Salgının getirdiği arz ve talep şoklarıyla ortaya çıkan fiyat hareketliliğinin geçiciliğine dair analizler yaptıklarını belirten Başkan Kavcıoğlu, “Para politikasının etkileyebildiği talep unsurları, çekirdek enflasyon gelişmeleri ve bunların orta vadeli enflasyon hedefimizle uyumlu seyretmesine ilişkin analizler yanında, önümüzdeki dönemde arz şoklarının yarattığı etkilerin ayrıştırılmasına biraz daha fazla ağırlık verilecektir. Son dönemde belirli ürünlerdeki fiyat artışları tarihsel ortalamalarının oldukça üzerine çıktı. Enflasyona en çok katkı yapan ürünlere baktığımızda, ağustos ayındaki yıllık fiyat artışlarının son 10 yıldaki ortalama fiyat artışlarının üç-dört katını aşabildiğini görüyoruz. Bu durumun bir sebebi, biraz önce de değindiğim gibi salgına bağlı olarak emtia fiyatlarındaki artışlar ve arz kısıtları gibi gelişmeler olsa da bu unsurlar tek başlarına bazı ürünlerdeki fiyat artışlarını açıklamakta yeterli olmayabiliyor. Özellikle salgından olumsuz etkilenen ve salgından sonra talebin canlı olduğu sektörlerde fiyatlarda daha yüksek artışlar görüyoruz. Ancak ortaya çıkan bu fiyatlama davranışlarının, ekonomik ve sosyal normalleşme hız kazandıkça önümüzdeki dönemde yeniden salgın öncesi haline yakınsayacağını değerlendiriyoruz” şeklinde konuştu.

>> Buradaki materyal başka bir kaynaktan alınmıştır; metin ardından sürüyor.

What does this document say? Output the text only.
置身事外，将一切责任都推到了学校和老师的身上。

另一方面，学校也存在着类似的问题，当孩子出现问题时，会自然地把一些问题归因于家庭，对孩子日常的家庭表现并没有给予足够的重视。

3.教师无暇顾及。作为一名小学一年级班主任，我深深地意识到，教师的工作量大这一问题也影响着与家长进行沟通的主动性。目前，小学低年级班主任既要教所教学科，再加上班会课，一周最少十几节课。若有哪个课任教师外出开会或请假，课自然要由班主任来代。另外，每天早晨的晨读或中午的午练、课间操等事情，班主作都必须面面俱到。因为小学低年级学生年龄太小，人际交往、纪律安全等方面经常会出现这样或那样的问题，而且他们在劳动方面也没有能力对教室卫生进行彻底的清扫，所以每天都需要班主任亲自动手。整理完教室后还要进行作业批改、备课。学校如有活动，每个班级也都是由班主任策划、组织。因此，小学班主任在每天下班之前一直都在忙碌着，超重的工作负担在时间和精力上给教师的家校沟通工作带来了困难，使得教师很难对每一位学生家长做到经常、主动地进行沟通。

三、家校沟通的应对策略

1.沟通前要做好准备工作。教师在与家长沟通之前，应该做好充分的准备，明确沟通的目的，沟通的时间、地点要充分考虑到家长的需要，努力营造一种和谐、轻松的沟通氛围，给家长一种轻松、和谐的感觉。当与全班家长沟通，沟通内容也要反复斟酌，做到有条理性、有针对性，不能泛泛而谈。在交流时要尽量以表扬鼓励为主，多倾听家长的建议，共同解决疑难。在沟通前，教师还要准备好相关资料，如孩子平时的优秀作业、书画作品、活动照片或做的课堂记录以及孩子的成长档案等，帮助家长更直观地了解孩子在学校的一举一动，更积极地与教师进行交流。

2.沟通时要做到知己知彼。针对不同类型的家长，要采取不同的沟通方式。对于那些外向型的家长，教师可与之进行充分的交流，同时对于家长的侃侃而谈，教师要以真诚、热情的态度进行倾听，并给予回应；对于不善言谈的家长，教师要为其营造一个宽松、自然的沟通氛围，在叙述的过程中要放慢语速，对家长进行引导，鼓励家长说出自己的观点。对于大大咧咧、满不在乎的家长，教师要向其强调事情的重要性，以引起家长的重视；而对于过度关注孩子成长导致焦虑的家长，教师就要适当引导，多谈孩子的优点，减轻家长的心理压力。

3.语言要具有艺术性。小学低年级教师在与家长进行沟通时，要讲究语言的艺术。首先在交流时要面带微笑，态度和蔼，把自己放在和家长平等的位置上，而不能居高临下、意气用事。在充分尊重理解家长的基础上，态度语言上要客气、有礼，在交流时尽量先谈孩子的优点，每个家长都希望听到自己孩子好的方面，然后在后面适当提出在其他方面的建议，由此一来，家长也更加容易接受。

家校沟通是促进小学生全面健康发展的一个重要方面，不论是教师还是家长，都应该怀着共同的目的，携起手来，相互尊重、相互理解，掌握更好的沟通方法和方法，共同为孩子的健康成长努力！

“REZERVİMİZ 120 MİLYAR DOLAR BANDINA ULAŞTI”

Konuşmasında döviz rezervlerindeki iyileşmenin, kurumun öngörüleri ile uyumlu seyrettiğine dikkat çeken Kavcıoğlu, rezerv miktarının 85-90 milyar dolardan 115-120 milyar dolar seviyelerine çıktığını vurguladı.

Yapılan swap anlaşmaları, reeskont kredileri, cevherden altın alımı ve zorunlu karşılık adımlarının bu artışa katkı yaptığını ifade eden TCMB Başkanı, “Ülkemizde fiyatlar genel seviyesinde sağlanacak istikrar, ülke risk primindeki düşüş, ters para ikamesinin ivmelenmesi, döviz rezervlerinin yüksek artış eğilimine girmesi ve finansman maliyetlerinin kalıcı olarak gerilemesi yoluyla makroekonomik ve finansal istikrarı olumlu etkileyecektir. Böylelikle, yatırım, üretim ve istihdam artışının sağlıklı ve sürdürülebilir bir şekilde devamı için uygun zemin oluşacaktır” ifadelerini kullandı.